Talvolta invece, se non sentiamo fin da subito un bisogno impellente di cambiare, o cominciare qualcosa di nuovo, non ci proviamo nemmeno.

Il rischio in entrambi i casi è che perdiamo l'occasione di renderci conto anche di piccoli cambiamenti che possono già influenzare il dato ultimo su come ci sentiamo rispetto alla scorsa volta.

Questo perché siamo focalizzati in una mentalità "tutto o nulla" che concepisce come unici "steps" intermedi, tappe progressive di miglioramento. Questo, ad esempio, è anche uno dei motivi per cui le diete falliscono: ci diamo dei momenti di verifica a cui dobbiamo testare dei miglioramenti costanti, e se ciò non avviene pensiamo di sbagliare qualcosa. Diamo la colpa allo "sgarro" e usandolo come alibi, concludiamo che quel compleanno in cui non abbiamo mangiato bene abbia mandato tutto a rotoli. "Ormai non vale la pena continuare".

La verità è che non c'è dieta che non concepisca lo sgarro, non c'è percorso che non preveda ostacoli, non c'è miglioramento senza fasi di arresto.

La terapia, allo stesso modo, parte dal presupposto che nel processo tali momenti non solo siano presenti, ma necessari, al fine del cambiamento. Così come molti progressi avverranno probabilmente in momenti diversi dalla seduta stessa, proprio nel tempo che intercorre tra un incontro e l'altro, o nei periodi di stop.

Questo perché la mente ha bisogno di tempo per incamerare nuove informazioni, creare nuovi collegamenti sinaptici ed abbandonare quelli inutili. Ha bisogno di fare pulizia, spazio al nuovo, di entrare in una nuova ottica. 

Come agire per favorire il progresso terapeutico?

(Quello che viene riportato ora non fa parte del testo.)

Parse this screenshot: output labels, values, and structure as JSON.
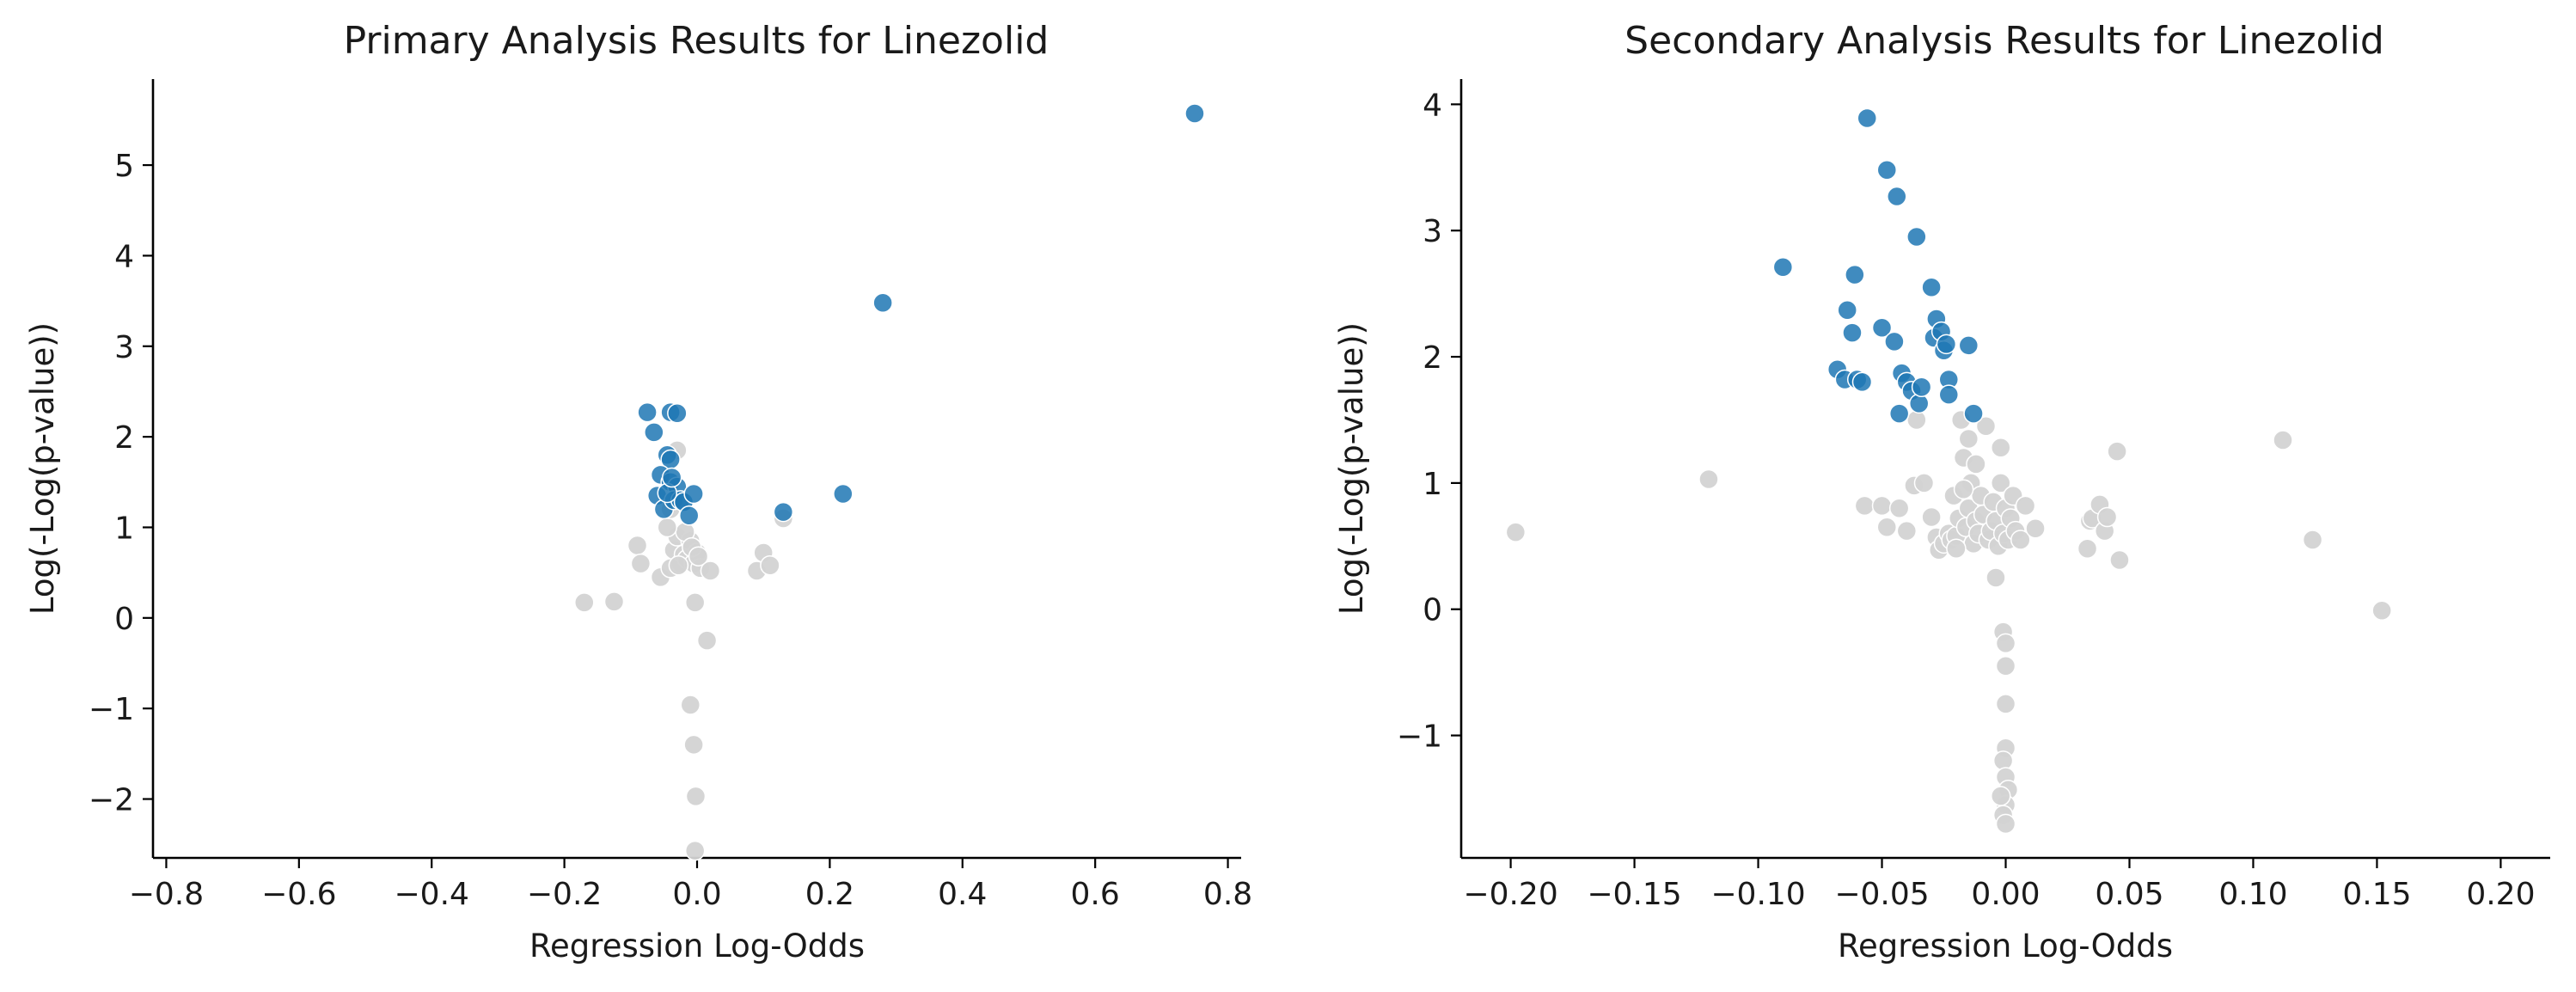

1. Restare in ascolto: di se stessi, dei propri pensieri ed emozioni quando ci troviamo immersi nelle situazioni che alimentano i nostri vecchi sistemi e processi mentali. 

2. Non lasciare che i nostri meccanismi automatici scelgano per noi. Prendere un bel respiro e fermarsi per riprendere il controllo prima di agire. Qualunque sia la nostra prossima azione sarà diversa poiché pensata, controllata, scelta, valutata. Anche nel caso in cui il nostro obiettivo sia "lasciar andare", limitare il controllo, possiamo scegliere di non scegliere e affidarci agli altri.

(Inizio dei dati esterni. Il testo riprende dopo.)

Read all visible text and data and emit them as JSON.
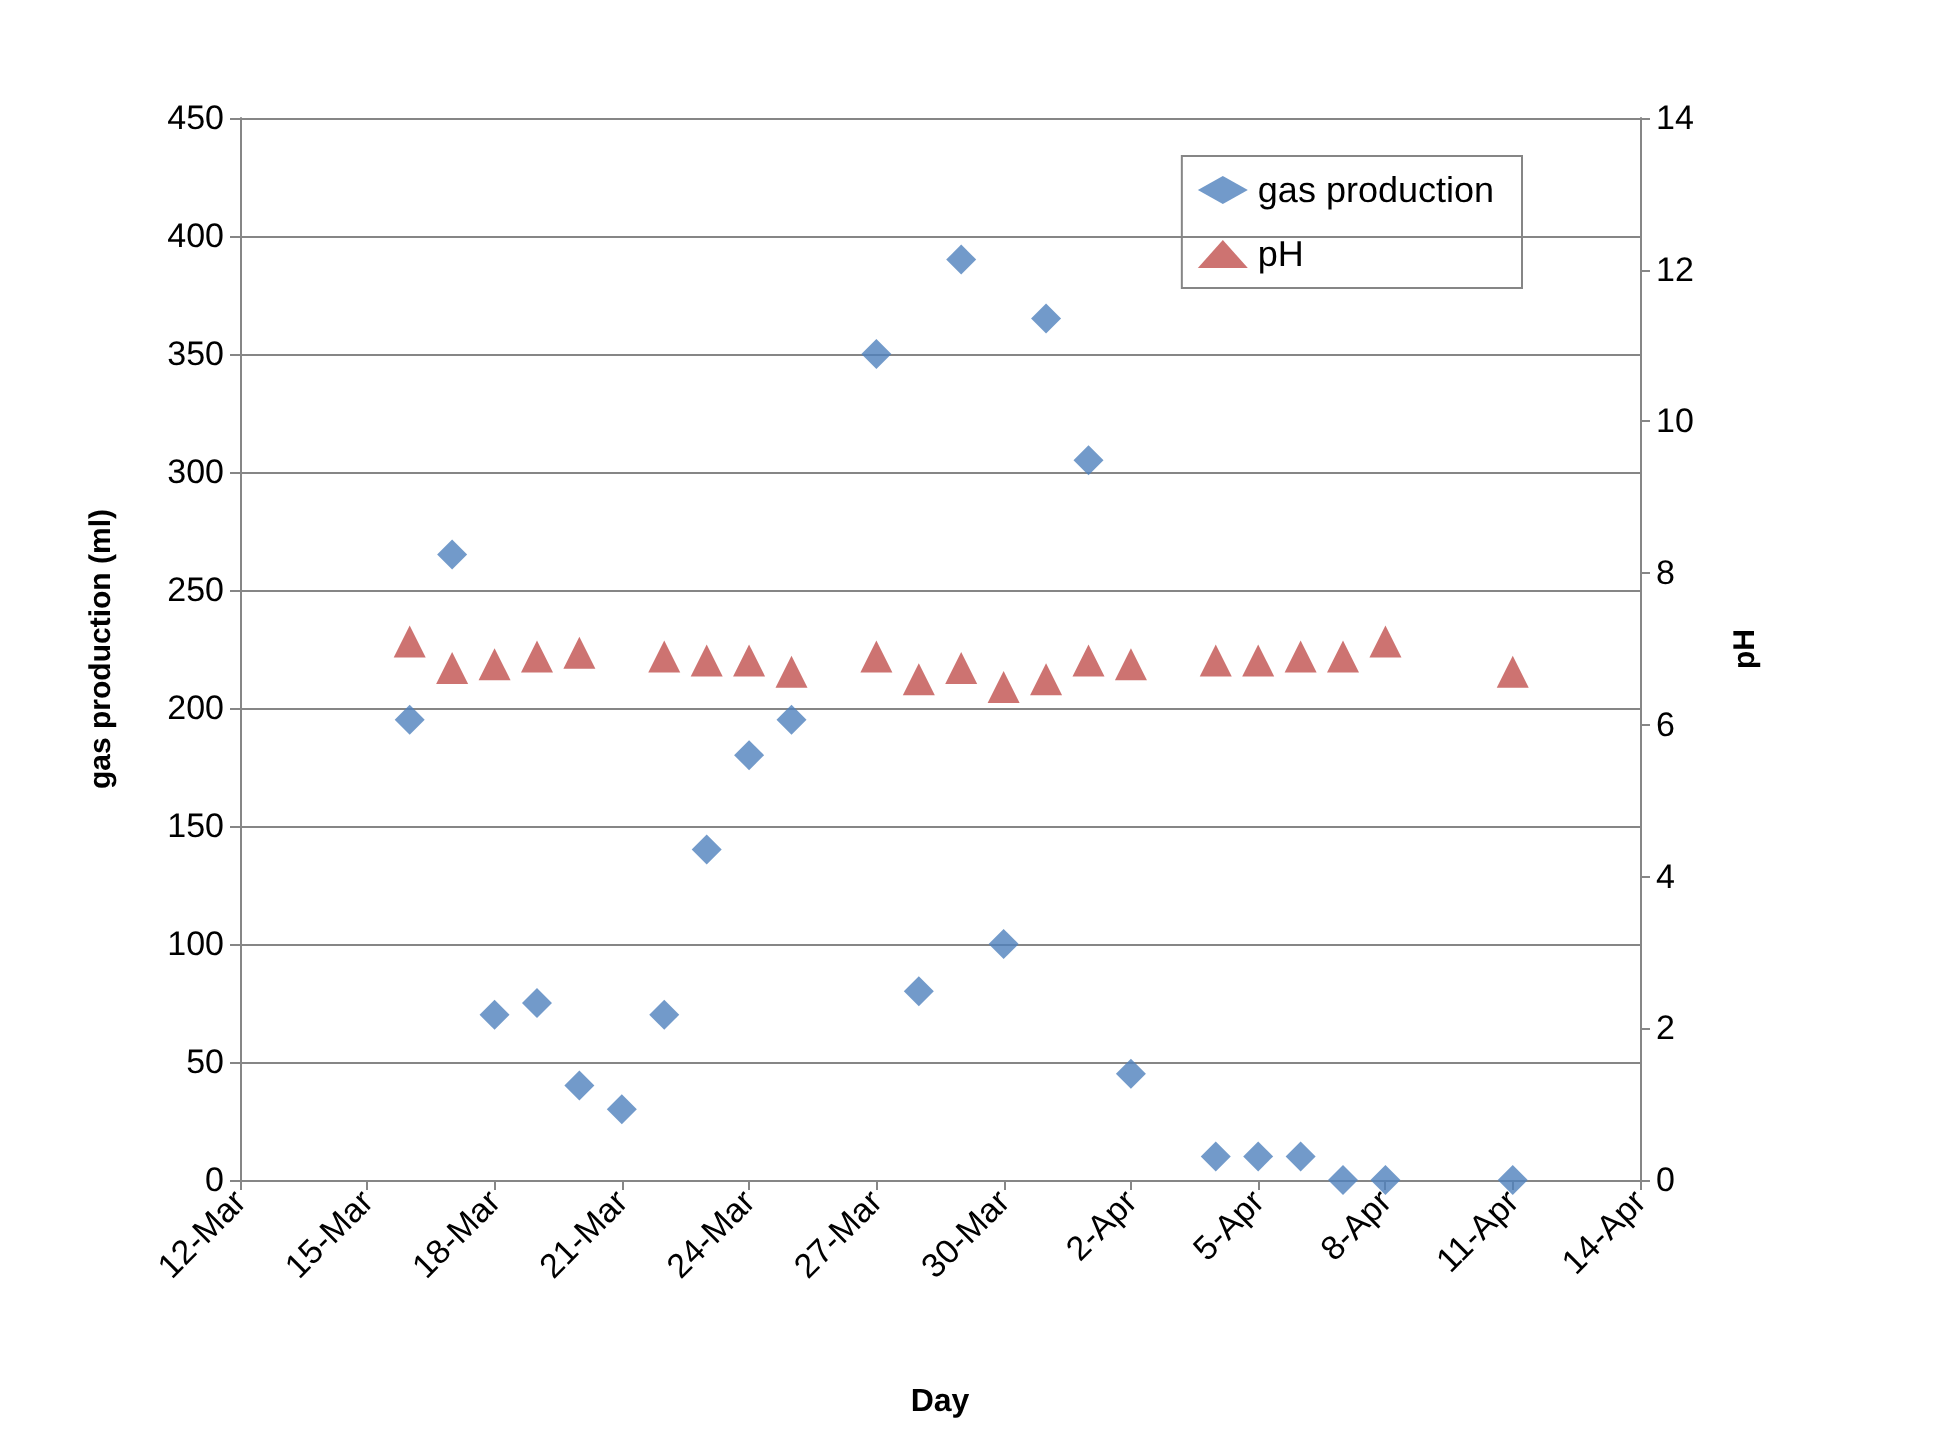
{
  "chart_data": {
    "type": "scatter",
    "xlabel": "Day",
    "ylabel": "gas production (ml)",
    "y2label": "pH",
    "xlim": [
      "--03-12",
      "--04-14"
    ],
    "xticks": [
      {
        "value": "--03-12",
        "label": "12-Mar"
      },
      {
        "value": "--03-15",
        "label": "15-Mar"
      },
      {
        "value": "--03-18",
        "label": "18-Mar"
      },
      {
        "value": "--03-21",
        "label": "21-Mar"
      },
      {
        "value": "--03-24",
        "label": "24-Mar"
      },
      {
        "value": "--03-27",
        "label": "27-Mar"
      },
      {
        "value": "--03-30",
        "label": "30-Mar"
      },
      {
        "value": "--04-02",
        "label": "2-Apr"
      },
      {
        "value": "--04-05",
        "label": "5-Apr"
      },
      {
        "value": "--04-08",
        "label": "8-Apr"
      },
      {
        "value": "--04-11",
        "label": "11-Apr"
      },
      {
        "value": "--04-14",
        "label": "14-Apr"
      }
    ],
    "ylim": [
      0,
      450
    ],
    "yticks": [
      0,
      50,
      100,
      150,
      200,
      250,
      300,
      350,
      400,
      450
    ],
    "y2lim": [
      0,
      14
    ],
    "y2ticks": [
      0,
      2,
      4,
      6,
      8,
      10,
      12,
      14
    ],
    "grid": "y",
    "legend": "top right",
    "series": [
      {
        "name": "gas production",
        "color": "#4f81bd",
        "marker": "diamond",
        "x": [
          "--03-16",
          "--03-17",
          "--03-18",
          "--03-19",
          "--03-20",
          "--03-21",
          "--03-22",
          "--03-23",
          "--03-24",
          "--03-25",
          "--03-27",
          "--03-28",
          "--03-29",
          "--03-30",
          "--03-31",
          "--04-01",
          "--04-02",
          "--04-04",
          "--04-05",
          "--04-06",
          "--04-07",
          "--04-08",
          "--04-11"
        ],
        "values": [
          195,
          265,
          70,
          75,
          40,
          30,
          70,
          140,
          180,
          195,
          350,
          80,
          390,
          100,
          365,
          305,
          45,
          10,
          10,
          10,
          0,
          0,
          0
        ]
      },
      {
        "name": "pH",
        "color": "#c0504d",
        "marker": "triangle",
        "axis": "y2",
        "x": [
          "--03-16",
          "--03-17",
          "--03-18",
          "--03-19",
          "--03-20",
          "--03-22",
          "--03-23",
          "--03-24",
          "--03-25",
          "--03-27",
          "--03-28",
          "--03-29",
          "--03-30",
          "--03-31",
          "--04-01",
          "--04-02",
          "--04-04",
          "--04-05",
          "--04-06",
          "--04-07",
          "--04-08",
          "--04-11"
        ],
        "values": [
          7.1,
          6.75,
          6.8,
          6.9,
          6.95,
          6.9,
          6.85,
          6.85,
          6.7,
          6.9,
          6.6,
          6.75,
          6.5,
          6.6,
          6.85,
          6.8,
          6.85,
          6.85,
          6.9,
          6.9,
          7.1,
          6.7
        ]
      }
    ]
  }
}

3. Prestare attenzione dei piccoli cambiamenti. Nessuno pretende che usciate dalla porta della seduta e siate altre persone, anche voi purtroppo avrete capito che non c'è nessuna bacchetta magica, ma magari basta una frase, uno sguardo, un dettaglio, per aver dato una svolta diversa ai vostri pensieri. Notatelo.

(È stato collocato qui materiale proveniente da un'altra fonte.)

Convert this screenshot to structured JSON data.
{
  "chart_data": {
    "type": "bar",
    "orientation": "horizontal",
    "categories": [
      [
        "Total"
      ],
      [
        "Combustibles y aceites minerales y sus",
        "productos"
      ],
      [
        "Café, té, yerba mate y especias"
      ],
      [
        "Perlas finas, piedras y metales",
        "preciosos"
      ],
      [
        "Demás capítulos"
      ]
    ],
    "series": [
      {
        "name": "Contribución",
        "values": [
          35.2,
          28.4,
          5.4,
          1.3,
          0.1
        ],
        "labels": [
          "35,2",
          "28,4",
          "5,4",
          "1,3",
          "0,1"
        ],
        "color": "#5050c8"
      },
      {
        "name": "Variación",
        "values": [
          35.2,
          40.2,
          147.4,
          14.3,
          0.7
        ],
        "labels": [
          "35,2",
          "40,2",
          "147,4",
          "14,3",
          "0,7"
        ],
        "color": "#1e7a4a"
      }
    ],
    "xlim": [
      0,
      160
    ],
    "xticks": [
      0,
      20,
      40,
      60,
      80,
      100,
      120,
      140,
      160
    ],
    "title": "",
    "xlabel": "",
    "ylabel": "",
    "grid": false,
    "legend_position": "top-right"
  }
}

4. Ringraziatevi e siate pazienti. Congratulatevi con voi per ogni piccolo progresso, anche quando non è visibile all'esterno ma ne siete consci. Sapete riconoscere quanto vi è costato, per voi è un grande passo e presto anche gli altri cominceranno a vedere qualcosa che attualmente è cambiato solo dentro di voi.

Abbiate fiducia in voi e nel processo, parlatevi con gentilezza e rispetto. Portate i vostri passi ai colloqui, chiedete aiuto qualora vi trovaste in difficoltà, accettate l'idea che ogni passo avanti è preceduto da tre passi indietro.

Infine, ricordate che quando pensiamo di avere la chiave che risolve tutti i problemi, è a quel punto che non dobbiamo perdere di vista la realtà.